When my post hit Twitter, I was inundated by idiots claiming this could not happen because, apparently, Sue Gordon is mentioned in the Constitution or something. Amazingly, a lot of Twitter morons believe that Executive Branch agencies do not respond to directives from the White House because they “serve the people.” In this bizarro world, the agencies do whatever the hell they want…so long as they are doing what the left wants. You don’t find the same argument used now that Education and HHS are eradicating much of the progressive agenda. And, trust me, these goofs don’t want a lot of armed men deciding they’ve had all the Antifa bullsh** they are going to stand for and rolling into Portland to stand that odoriferous crew up against an wall because they are “serving the people.”

Anyway, yesterday Gordon did the right thing. She resigned.

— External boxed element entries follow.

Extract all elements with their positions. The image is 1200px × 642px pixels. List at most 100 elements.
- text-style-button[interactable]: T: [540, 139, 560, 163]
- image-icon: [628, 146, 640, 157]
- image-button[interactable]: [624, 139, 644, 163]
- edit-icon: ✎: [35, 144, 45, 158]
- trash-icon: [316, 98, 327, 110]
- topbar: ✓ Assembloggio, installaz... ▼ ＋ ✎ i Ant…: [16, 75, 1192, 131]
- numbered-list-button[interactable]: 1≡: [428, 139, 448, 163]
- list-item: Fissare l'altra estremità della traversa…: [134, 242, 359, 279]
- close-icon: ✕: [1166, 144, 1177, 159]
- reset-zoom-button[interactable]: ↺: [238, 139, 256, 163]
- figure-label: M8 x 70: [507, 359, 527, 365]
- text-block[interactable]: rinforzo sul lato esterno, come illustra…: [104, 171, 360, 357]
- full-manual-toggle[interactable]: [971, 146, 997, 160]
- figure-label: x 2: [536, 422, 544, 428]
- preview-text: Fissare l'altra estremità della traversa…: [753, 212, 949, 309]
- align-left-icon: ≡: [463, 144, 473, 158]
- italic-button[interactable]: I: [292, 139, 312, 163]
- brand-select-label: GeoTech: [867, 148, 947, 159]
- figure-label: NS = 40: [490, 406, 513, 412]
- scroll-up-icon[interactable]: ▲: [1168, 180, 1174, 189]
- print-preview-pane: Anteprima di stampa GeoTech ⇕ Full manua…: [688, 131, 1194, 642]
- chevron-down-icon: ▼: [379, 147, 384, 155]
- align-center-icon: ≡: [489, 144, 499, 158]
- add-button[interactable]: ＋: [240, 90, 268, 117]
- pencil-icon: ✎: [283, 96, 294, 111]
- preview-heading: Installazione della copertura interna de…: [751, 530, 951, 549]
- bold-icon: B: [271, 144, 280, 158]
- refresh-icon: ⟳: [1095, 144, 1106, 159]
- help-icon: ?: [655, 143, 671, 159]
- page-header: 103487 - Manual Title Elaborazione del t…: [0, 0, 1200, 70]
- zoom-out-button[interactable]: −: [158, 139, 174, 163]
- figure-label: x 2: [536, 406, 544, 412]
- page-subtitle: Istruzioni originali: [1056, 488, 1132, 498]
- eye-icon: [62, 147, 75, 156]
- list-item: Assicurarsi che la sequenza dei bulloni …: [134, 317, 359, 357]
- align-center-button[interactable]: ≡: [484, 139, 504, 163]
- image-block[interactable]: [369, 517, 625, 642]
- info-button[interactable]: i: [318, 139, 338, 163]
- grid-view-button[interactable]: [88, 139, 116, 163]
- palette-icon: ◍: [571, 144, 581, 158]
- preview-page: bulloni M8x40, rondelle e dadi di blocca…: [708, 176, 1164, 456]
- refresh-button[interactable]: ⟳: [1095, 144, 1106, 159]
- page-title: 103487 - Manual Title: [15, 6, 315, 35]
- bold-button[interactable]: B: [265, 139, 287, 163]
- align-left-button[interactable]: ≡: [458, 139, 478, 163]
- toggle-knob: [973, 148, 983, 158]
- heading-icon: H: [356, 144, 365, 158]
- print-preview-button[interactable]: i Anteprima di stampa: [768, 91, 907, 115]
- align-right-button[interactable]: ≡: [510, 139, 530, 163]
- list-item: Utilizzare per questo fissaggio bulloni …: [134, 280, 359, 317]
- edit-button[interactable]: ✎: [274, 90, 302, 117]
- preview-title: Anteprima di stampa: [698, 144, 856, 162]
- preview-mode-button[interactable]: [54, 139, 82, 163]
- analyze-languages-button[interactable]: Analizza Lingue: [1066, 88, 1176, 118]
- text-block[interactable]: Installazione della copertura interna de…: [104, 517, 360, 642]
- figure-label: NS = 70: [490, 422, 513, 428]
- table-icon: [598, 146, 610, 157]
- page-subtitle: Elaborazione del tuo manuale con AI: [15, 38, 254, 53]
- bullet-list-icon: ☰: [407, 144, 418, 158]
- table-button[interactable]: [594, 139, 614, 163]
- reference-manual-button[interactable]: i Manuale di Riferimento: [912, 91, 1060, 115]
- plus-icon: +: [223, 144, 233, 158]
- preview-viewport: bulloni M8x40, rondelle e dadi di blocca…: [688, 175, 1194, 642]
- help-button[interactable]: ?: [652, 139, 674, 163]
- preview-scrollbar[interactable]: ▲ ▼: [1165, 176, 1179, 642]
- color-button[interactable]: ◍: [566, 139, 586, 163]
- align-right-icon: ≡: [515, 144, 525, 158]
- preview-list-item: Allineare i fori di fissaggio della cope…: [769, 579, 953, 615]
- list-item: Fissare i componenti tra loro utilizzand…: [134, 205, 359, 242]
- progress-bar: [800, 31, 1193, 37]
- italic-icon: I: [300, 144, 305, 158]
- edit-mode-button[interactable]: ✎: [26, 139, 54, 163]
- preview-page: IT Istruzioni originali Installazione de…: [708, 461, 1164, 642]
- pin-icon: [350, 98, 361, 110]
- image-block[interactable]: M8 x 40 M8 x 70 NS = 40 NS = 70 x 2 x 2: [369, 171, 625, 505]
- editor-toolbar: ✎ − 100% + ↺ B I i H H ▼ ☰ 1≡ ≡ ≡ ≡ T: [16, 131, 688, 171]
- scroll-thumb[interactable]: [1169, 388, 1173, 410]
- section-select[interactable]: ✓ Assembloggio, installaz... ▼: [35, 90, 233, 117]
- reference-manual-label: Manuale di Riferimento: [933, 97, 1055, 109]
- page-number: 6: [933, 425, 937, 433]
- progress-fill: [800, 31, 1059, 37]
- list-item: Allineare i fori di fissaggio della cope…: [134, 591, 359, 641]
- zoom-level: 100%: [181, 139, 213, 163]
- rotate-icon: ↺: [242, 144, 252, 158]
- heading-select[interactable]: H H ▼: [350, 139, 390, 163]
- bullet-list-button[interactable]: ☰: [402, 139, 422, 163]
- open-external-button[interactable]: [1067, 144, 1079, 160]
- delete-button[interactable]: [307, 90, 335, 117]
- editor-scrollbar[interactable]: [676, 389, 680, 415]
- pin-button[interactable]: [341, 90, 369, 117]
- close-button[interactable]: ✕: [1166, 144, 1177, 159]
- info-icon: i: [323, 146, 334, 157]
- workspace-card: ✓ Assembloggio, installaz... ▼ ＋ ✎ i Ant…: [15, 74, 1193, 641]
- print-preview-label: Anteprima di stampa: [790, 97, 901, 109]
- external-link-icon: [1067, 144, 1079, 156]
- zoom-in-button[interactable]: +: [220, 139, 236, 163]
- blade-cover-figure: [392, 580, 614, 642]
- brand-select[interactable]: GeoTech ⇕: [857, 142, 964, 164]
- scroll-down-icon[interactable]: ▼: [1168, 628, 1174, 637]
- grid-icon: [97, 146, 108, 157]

Does this mean I had some inside knowledge or special gift? No. It only means that I could read the law and that TDS hadn’t caused a chronic crainio-rectal infarction that prevented me from seeing what was obviously going to happen. And it continues:

I have to say I was somewhat shocked to find anyone in the federal bureaucracy that still had a sense of honor, much less within the upper reaches of the intelligence community and law enforcement, but perhaps I’ve become too jaded at the antics of Comey and McCabe and Strzok and Mueller and Weissmann and Clapper and Morrell and Brennan to accurately appraise those agencies. She knew the President didn’t have a lot of confidence in her and rather than become another Sally Yates, she accepted that and allowed the President to create his own team without drama.